We ask the reader to compare this attitude with that which has been taken by other Africans in Kenya, who are faced with the same kind of exploitative evil. There men have taken the traditional way of resistance, and as a result acts of arson, murder and terrorism have catapulted the word Mau Mau into world headlines. The British in their turn have in large measure reacted as men do who are afraid: they have acted as if the truth were not true. The just demands of the people are forgotten in a wave of repression. Even the moderate among the native leaders have been imprisoned. The death penalty has been liberally imposed, and scores have been hanged or shot.

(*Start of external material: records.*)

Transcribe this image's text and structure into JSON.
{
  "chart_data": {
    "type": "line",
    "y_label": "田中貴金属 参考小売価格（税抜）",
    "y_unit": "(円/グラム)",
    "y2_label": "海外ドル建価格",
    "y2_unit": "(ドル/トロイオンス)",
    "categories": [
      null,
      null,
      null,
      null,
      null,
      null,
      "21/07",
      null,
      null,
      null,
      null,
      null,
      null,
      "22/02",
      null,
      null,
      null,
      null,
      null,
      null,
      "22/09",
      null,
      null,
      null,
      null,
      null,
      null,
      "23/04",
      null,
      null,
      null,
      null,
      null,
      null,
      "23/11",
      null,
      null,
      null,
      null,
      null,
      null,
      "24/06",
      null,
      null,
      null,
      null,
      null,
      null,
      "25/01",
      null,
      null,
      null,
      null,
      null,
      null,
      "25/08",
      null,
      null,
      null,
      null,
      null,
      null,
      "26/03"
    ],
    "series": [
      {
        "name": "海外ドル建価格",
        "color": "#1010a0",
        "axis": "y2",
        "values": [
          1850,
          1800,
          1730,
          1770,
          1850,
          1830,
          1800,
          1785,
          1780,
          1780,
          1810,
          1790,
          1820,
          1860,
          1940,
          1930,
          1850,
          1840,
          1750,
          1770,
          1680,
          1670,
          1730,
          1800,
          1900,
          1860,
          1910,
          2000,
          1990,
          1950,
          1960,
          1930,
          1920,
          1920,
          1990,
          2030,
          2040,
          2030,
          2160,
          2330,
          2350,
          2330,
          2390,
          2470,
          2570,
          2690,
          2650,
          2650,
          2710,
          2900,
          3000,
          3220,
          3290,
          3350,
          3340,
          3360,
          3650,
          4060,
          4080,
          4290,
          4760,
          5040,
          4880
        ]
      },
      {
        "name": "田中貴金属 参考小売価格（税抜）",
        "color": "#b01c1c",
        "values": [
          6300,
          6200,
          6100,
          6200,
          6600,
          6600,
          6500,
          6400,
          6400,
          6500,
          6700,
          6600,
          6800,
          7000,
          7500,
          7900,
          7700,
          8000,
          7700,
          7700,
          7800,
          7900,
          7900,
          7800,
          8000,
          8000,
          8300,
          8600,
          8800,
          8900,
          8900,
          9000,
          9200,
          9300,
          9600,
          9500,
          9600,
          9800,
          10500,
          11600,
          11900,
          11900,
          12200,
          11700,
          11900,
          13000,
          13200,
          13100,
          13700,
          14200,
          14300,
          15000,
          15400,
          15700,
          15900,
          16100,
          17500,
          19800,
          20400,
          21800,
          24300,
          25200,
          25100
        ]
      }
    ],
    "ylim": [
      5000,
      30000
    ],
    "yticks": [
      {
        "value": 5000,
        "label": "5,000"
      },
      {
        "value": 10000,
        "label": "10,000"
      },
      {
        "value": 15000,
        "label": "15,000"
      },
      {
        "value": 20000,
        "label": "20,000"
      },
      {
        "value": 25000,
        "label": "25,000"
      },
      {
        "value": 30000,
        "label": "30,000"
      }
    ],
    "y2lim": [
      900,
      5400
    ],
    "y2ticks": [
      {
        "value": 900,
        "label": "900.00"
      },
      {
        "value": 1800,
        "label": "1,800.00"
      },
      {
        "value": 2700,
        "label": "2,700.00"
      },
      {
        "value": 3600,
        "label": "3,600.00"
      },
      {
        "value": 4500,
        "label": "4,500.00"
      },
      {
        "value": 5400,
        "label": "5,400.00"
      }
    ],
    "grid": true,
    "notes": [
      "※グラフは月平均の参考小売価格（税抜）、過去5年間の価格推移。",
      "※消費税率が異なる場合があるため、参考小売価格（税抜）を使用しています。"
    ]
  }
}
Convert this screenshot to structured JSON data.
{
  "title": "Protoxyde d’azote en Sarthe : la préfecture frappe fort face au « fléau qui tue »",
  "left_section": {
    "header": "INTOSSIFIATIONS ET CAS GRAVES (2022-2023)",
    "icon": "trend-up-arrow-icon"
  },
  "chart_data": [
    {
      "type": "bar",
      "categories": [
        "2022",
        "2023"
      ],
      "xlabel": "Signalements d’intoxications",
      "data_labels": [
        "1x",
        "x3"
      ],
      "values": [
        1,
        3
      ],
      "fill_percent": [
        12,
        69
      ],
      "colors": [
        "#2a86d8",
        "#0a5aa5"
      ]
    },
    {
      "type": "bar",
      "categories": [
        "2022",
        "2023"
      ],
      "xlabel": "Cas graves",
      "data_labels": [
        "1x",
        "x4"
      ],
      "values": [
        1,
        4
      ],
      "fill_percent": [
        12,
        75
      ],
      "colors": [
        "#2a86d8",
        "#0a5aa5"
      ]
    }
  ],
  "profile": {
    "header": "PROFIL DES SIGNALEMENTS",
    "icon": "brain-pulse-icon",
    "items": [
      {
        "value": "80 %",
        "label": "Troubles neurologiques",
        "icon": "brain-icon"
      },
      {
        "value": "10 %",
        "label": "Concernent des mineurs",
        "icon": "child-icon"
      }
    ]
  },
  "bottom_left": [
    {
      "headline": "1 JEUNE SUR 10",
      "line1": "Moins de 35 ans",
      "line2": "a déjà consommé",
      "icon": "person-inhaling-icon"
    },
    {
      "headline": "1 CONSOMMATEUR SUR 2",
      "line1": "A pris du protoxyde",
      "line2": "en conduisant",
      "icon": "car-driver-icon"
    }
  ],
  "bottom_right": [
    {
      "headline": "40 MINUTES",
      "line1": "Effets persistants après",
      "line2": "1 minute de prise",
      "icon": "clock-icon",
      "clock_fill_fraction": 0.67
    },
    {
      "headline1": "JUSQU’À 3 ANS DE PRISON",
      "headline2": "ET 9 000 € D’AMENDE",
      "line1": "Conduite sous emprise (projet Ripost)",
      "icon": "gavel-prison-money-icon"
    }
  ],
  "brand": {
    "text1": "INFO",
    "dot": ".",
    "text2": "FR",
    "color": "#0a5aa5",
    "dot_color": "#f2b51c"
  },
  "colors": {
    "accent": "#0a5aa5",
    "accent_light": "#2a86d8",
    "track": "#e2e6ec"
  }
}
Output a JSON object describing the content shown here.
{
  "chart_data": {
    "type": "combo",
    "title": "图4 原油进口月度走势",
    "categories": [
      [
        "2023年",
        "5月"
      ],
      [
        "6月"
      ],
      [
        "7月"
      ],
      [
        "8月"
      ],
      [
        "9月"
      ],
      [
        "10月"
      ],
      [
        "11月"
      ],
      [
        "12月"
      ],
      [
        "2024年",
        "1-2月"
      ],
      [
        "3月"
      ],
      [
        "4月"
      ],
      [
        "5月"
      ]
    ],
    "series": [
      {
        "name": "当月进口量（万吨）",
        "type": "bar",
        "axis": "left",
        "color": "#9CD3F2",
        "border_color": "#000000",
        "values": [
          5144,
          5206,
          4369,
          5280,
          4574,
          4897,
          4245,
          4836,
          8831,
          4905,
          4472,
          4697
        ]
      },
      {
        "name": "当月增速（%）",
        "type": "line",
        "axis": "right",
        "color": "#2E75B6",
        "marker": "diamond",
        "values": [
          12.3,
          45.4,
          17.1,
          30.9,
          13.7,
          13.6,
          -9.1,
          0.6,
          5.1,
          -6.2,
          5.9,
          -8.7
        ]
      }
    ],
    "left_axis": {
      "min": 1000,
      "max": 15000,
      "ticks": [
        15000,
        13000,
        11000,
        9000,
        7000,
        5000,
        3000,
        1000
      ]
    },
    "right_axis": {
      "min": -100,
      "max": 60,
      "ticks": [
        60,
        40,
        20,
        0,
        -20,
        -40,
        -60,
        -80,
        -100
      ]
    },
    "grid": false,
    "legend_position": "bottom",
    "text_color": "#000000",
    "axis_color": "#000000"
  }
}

Europeans carry guns even to church. Mau Mau has succeeded in focusing attention on the problems of the Kenya African, and won promises of basic reform, but the country remains in a state of virtual war, with deepening fear and hatred dividing white and black. There could, indeed, hardly be a more striking contrast In men's method of resisting injustice than that which exists between Kenya and South Africa today. In Kenya, they fall back on the age-old weapons of ruthless power, unrestrained violence, hatred; in South Africa, there are at least stirrings of a new approach with new weapons-non-cooperation, non-violence, love. If our goal is a community of men living in justice and peace, which of these methods is more hopeful?

Need for a New Dimension

We find, therefore, in both South Africa and India evidence of the practical nature of the non-violent approach to major contemporary conflicts involving millions of people. Such evidence, added to that which has already been accumulated historically and through scientific research, convinces us that more serious study needs to be given to the whole idea. We are well aware that many cogent and important questions can be raised in respect to our observations, particularly in regard to the application of the non-violent method in international conflicts. This is just our point. More able minds need to be put to work exploring what non-violence could mean internationally. It has been explored in so many other areas of life, and found so valid that it surely merits attention in this most difficult and urgent problem of all.

A new dimension must be added to the discussion of world conflict, the dimension of non-violence. We believe it offers new hope. We know it is relevant.